The carefully tended format was becoming a control pilot’s dream. With Keeper decks seemingly ascendant based on their performance on the Magic Invitational, and with Necropotence now a victim of restriction, adherents of the Weissman School believed they had entered the promised land after several years in exile. By the end of the year, they would awaken from a blue nightmare that would prompt, yet again, more restrictions.
Discussion, debate, and deck advice was not enough to satisfy the intense player interest evident on Beyond Dominia. The advent of online Magic platforms such as Wizards of the Coast’s Magic Encyclopedia and Dragonstar Studio’s free Apprentice made it possible to use the Internet to test and play Type I games. This opened up the possibility of not only free match play, but Type I tournaments organized online. This possibility was seized by the staff at Bdominia, and the first Tournament of Champions was organized.
Players submitted their decklists in advance to the tournament organizer, which would be kept secret until after the tournament had begun. Randomized Swiss-style pairings would be announced on the forum at roughly a rate of one round every few days (faster than correspondence chess, but slower than real tournaments). Players were expected to contact each other and arrange a time to play their match, and were also expected to report their results and write up a summary of each round. The first such tournament kicked off in the final months of 2000, by the end of the year the winner of the first Tournament of Champions had been crowned.
4 Force of Will
4 Mana Drain
4 Powder Keg
2 Nevinyrral’s Disk
1 Ancestral Recall
1 Time Walk
1 Zuran Orb
[Mana Sources] (25)
1 Black Lotus
1 Mox Sapphire
1 Sol Ring
1 Strip Mine
[/Mana Sources] (0)
2 Tormod’s Crypt
3 Back to Basics
Canadian Michael Bower’s Mono Blue Ophidian Control deck not only took down the inaugural Tournament of Champions, but took many Bdominia regulars by surprise. Mono Blue Control had arrived in Type I.
Bower took his cue from Zvi Mowshowitz’ Mono Blue Control deck from the first 2000 Magic Invitational, which was the only deck in that portion of that tournament to go 3-0. Both decks eschewed the typical preference for multi-color control in favor of a far more streamlined archetype.
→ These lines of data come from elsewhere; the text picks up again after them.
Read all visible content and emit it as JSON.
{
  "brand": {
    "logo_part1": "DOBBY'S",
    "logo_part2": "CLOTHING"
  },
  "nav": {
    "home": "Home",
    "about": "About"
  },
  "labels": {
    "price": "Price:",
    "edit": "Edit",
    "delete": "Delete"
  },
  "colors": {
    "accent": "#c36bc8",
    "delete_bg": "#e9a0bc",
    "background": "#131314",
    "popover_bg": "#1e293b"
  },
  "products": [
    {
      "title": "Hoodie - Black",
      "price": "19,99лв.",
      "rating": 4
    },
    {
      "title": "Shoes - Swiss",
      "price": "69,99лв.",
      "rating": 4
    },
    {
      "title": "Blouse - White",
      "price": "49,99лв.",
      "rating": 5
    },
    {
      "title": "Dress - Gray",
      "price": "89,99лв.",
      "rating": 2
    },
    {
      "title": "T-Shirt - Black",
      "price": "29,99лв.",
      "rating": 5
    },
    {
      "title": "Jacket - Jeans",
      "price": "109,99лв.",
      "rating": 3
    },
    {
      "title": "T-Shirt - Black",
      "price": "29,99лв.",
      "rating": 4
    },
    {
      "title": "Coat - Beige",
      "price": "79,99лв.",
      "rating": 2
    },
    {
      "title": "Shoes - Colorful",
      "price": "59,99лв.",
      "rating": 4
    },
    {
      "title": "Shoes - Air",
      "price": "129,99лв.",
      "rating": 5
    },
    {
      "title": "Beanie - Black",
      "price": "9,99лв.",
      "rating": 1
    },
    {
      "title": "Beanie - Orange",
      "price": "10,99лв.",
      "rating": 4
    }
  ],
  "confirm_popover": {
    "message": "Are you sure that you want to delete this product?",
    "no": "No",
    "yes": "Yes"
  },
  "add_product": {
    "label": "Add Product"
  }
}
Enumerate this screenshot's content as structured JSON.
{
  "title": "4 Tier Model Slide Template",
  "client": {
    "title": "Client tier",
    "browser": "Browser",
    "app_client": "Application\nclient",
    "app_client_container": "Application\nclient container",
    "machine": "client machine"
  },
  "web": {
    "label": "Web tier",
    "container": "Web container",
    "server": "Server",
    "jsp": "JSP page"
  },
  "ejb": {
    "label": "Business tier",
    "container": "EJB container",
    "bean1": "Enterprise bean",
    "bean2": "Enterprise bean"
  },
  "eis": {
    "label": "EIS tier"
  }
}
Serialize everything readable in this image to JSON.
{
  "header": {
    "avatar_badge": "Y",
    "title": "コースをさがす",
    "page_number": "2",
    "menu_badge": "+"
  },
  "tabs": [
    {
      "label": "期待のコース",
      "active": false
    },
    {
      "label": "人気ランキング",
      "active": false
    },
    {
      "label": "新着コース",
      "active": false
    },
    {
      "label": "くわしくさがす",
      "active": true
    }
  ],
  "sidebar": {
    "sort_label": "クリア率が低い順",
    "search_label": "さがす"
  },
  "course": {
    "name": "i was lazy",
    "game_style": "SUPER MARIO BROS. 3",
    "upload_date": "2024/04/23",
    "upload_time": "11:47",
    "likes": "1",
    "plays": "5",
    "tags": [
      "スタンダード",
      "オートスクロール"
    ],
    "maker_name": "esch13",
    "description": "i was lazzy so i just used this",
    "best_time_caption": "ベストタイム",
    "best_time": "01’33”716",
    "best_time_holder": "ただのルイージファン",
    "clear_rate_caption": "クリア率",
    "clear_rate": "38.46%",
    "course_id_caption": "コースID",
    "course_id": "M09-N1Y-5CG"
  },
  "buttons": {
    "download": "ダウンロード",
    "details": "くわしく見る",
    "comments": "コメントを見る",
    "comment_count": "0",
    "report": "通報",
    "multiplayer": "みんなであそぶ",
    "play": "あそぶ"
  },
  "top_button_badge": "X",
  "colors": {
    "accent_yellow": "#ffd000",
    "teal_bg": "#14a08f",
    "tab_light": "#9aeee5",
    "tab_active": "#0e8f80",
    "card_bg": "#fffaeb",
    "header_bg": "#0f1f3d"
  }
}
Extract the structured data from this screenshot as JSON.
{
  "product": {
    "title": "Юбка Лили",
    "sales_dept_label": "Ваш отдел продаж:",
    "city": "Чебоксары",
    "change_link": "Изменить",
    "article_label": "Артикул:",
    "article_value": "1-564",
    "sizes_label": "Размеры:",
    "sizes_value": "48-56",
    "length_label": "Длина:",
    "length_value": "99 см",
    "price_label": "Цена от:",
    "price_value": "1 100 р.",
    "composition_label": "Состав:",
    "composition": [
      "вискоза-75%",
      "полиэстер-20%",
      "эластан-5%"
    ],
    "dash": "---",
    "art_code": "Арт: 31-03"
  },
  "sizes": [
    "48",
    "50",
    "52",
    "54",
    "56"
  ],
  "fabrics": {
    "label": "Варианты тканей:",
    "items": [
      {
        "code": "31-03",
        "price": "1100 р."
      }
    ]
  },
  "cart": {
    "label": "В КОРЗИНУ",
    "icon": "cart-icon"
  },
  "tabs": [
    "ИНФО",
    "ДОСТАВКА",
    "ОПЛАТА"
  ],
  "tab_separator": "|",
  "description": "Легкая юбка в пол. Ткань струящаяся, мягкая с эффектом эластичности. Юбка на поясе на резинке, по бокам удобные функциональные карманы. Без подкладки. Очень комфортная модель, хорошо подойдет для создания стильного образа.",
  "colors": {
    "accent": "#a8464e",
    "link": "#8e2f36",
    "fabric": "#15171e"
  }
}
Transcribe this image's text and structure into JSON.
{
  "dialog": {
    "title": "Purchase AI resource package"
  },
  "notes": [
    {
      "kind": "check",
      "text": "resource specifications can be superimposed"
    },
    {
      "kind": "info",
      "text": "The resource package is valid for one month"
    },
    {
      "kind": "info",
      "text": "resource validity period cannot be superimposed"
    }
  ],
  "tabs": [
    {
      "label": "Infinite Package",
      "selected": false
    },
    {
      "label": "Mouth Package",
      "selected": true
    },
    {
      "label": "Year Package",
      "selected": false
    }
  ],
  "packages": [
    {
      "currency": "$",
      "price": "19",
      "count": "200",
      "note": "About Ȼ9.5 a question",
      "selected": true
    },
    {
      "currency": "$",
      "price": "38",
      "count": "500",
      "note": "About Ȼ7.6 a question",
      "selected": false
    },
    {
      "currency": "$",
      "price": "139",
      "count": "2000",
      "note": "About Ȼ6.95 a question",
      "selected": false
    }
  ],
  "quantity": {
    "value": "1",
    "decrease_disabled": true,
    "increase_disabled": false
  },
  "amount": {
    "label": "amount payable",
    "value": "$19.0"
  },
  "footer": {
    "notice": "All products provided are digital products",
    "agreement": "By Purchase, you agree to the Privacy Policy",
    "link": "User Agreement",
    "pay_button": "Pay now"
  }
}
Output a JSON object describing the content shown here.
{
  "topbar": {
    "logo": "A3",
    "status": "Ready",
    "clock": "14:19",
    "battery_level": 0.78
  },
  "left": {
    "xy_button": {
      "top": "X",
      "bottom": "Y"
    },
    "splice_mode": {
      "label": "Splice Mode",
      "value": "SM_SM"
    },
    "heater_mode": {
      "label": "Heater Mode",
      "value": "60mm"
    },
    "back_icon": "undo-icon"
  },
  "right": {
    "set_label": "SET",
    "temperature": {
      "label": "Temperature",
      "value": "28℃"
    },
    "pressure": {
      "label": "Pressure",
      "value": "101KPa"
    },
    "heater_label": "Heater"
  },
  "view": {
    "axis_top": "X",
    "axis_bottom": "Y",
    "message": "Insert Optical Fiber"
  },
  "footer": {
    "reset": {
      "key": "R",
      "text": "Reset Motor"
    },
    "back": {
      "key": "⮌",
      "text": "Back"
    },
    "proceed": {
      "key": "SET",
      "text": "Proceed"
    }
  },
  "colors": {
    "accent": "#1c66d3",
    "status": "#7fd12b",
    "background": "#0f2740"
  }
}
Both decks are anchored by Ophidian, one of the best card drawing engines of the era. Both decks also featured a high density of countermagic.
Mike Bower ran more Misdirections than Zvi (who ran none), but lacked the more efficient countermagic like Mana Leak, and eschewed Impulse and Brainstorm that Zvi’s deck included. One of the most important innovations here was the incorporation of a full complement of Powder Keg, to clear out Jackal Pup-level threats and remove Moxen as well. Back to Basics out of the sideboard would lock up and lock out any multi-color control opponent. Soothsaying was an unusual and controversial card that was popular on Bdominia, but less popular among pros or players like Brian Weissman.
Michael Bower’s performance would strike an important note and set the tone for 2001.